Memahami Kecurangan Terstruktur, Sistematis, dan Masif dalam Pemilu
3. Alat Bukti Petunjuk
Alat bukti petunjuk, adalah merupakan bukti adanya perbuatan, kejadian atau keadaan yang karena persesuaiannya, baik antara yang satu dengan yang lain, maupun dengan pelanggaran itu sendiri, menandakan telah terjadi pelanggaran administrasi terstruktur, sistematif dan masif.
4. Alat Bukti Elektronik
Alat bukti dokumen elektronik, adalah setiap informasi elektronik yang dibuat, diteruskan, dikirimkan, diterima, atau disimpan dalam bentuk analog, digital, elektromagnetik, optikal, atau sejenisnya.
Setiap alat bukti elektrobnik yang dimaksud ini, dapat dilihat, ditampilkan, atau didengar melalui komputer atau sistem elektronik, termasuk tulisan, suara, gambar, peta, rancangan, foto atau sejenisnya. Kemudian, berupa huruf, tanda, angka, kode akses, simbol atau perforasi, yang memiliki makna atau arti atau dapat dipahami oleh orang yang mampu memahaminya.
5. Keterangan Perlapor atau Terlapor
Bukti keterangan pelapor dan terlapor disampaikan secara langsung atau melalui kuasa yang ditunjuk. Penyampaiannya dilakukan dalam sidang pemeriksaan laporan Pelanggaran Administratif Pemilu atau Pelanggaran Administratif Pemilu Terstruktur, Sistematis dan Masif.
6. Keterangan Ahli
Keterangan ahli dalam dugaan adanya pelanggaran TSM, adalah merupakan keterangan yang disampaikan oleh seseorang sesuai dengan kompetensi dan keahliannya dalam sidang pemeriksaan.
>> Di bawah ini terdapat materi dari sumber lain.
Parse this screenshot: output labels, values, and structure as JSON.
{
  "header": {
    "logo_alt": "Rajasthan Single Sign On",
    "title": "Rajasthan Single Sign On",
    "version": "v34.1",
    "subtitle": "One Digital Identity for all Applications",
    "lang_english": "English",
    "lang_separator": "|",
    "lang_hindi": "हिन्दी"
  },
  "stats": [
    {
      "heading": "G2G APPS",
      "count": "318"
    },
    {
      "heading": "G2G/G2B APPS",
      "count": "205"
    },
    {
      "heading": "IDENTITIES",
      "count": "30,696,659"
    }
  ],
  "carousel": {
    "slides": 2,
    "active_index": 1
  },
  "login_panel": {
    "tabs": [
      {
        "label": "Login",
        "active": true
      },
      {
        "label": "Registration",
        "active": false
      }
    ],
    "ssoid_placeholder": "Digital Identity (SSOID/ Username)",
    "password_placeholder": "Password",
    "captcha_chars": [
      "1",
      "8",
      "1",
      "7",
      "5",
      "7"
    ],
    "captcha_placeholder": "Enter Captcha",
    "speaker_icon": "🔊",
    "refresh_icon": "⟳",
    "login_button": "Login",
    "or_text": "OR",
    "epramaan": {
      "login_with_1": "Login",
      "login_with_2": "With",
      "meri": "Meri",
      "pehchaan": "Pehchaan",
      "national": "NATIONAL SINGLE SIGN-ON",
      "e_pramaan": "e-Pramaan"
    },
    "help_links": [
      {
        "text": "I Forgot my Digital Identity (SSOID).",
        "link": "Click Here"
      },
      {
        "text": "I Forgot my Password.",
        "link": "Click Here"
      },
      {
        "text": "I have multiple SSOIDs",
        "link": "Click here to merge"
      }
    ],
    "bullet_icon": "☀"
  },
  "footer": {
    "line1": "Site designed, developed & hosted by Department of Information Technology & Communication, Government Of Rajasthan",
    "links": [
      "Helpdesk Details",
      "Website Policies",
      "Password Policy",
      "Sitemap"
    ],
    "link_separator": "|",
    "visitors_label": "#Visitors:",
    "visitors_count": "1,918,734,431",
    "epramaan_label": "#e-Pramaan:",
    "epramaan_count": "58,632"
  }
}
Syarat Pemungutan Suara Diulang
Berdasarkan Undang-Undang Nomor 7 Tahun 2017 tentang Pemilihan Umum atau UU Pemilu, pemungutan suara dapat dilakukan ulang jika terjadi bencana alam, atau adanya kerusuhan yang menghambat proses pemungutan suara.
"Pemungutan suara di TPS dapat diulang apabila terjadi bencana alam dan/atau kerusuhan, yang mengakibatkan hasil pemungutan suara tidak dapat digunakan atau penghitungan suara tidak dapat dilakukan," tulis Pasal 372 ayat (1) UU Pemilu.
Selain bencana dan kerusuhan, proses pemungutan suara dalam Pemilu juga dapat diulang apabila ditemukan adanya praktik-praktik kecurangan dalam proses yang sudah dilakukan.
Hal ini diatur dalam Pasal 372 ayat (2) UU Pemilu, yang memerinci beberapa bentuk kecurangan atau keadaan yang membuat proses pemungutan suara harus diulang. Bentuk kecurangan yang dimaksud, antara lain:
- Pembukaan kotak dan/atau berkas pemungutan dan penghitungan suara tidak dilakukan menurut tata cara yang ditetapkan dalam ketentuan peraturan perundang-undangan.
- Petugas Kelompok Penyelenggara Pemungutan Suara (KPPS) meminta pemilih memberikan tanda khusus, menandatangani, atau menuliskan nama atau alamat, pada surat suara yang sudah digunakan.
- Petugas KPPS merusak lebih dari satu surat suara yang sudah digunakan oleh pemilih sehingga surat suara tersebut menjadi tidak sah, dan/atau.
- Pemilih yang tidak memiliki kartu tanda penduduk elektronik dan tidak terdaftar di daftar pemilih tetap dan daftar pemilih tambahan.
Adapun, berdasarkan Peraturan KPU Nomor 3 Tahun 2019 membagi pelaksanaan pemungutan suara ulang menjadi dua kategori, yakni berdasarkan rekomendasi Pengawas Pemilu yang kemudian diputuskan oleh KPU Kabupaten/Kota dan pemungutan suara ulang pasca Putusan Mahkamah Konstitusi (MK), berdasarkan putusan MK.
1. Berdasarkan Keputusan KPU
Pelaksanaan pemungutan suara ulang berdasarkan keputusan KPU dilakukan paling lama 10 hari setelah pemungutan suara. Untuk data pemilih sendiri, tidak dilakukan pemutakhiran data.
Pemilih yang karena keadaan tertentu, dapat menggunakan hak pilih di TPS lain yang juga melaksanakan pemungutan suara ulang. Keadaan tertentu yang dimaksud, antara lain tengah menjalankan tugas di tempat lain saat pemungutan suara, rawat inap di RS atau puskesmas, penyandang disabilitas dipanti sosial/rehabilitasi.
Kemudian, pemilih yang sedang menjalani rehabilitasi narkoba, menjadi tahanan, tugas belajar, pindah domisili, tertimpa bencana alam dan bekerja di luar domisilinya.
Untuk logistik surat suara, ditetapkan masing-masing pemilihan sebanyak 1.000 setiap kabupaten untuk Pilpres, atau setiap Dapil untuk pemilihan anggota legislatif, baik DPR, DPD, maupun DPRD.
Hasilnya pemungutan suara ulang berdasarkan keputusan KPU ini, tidak dijelaskan lebih lanjut. Namun, hanya disebut prosesnya mutatis mutandis dengan pemungutan suara.
2. Berdasarkan Putusan MK
Pemungutan suara ulang yang dilakukan pasca putusan MK, dilakukan dengan tidak memutakhirkan data pemilih. Meski demikian, panitia pemungutan suara (PPS) membubuhkan catatan terhadap pemilih yang meninggal dunia, perubahan status menjadi TNI/Polri, dan pindah domisili.
Hasil pemungutan suara ulang yang dilakukan pasca putusan MK, ditetapkan oleh Keputusan KPU, yang kemudian disampaikan kepada MK dan Bawaslu.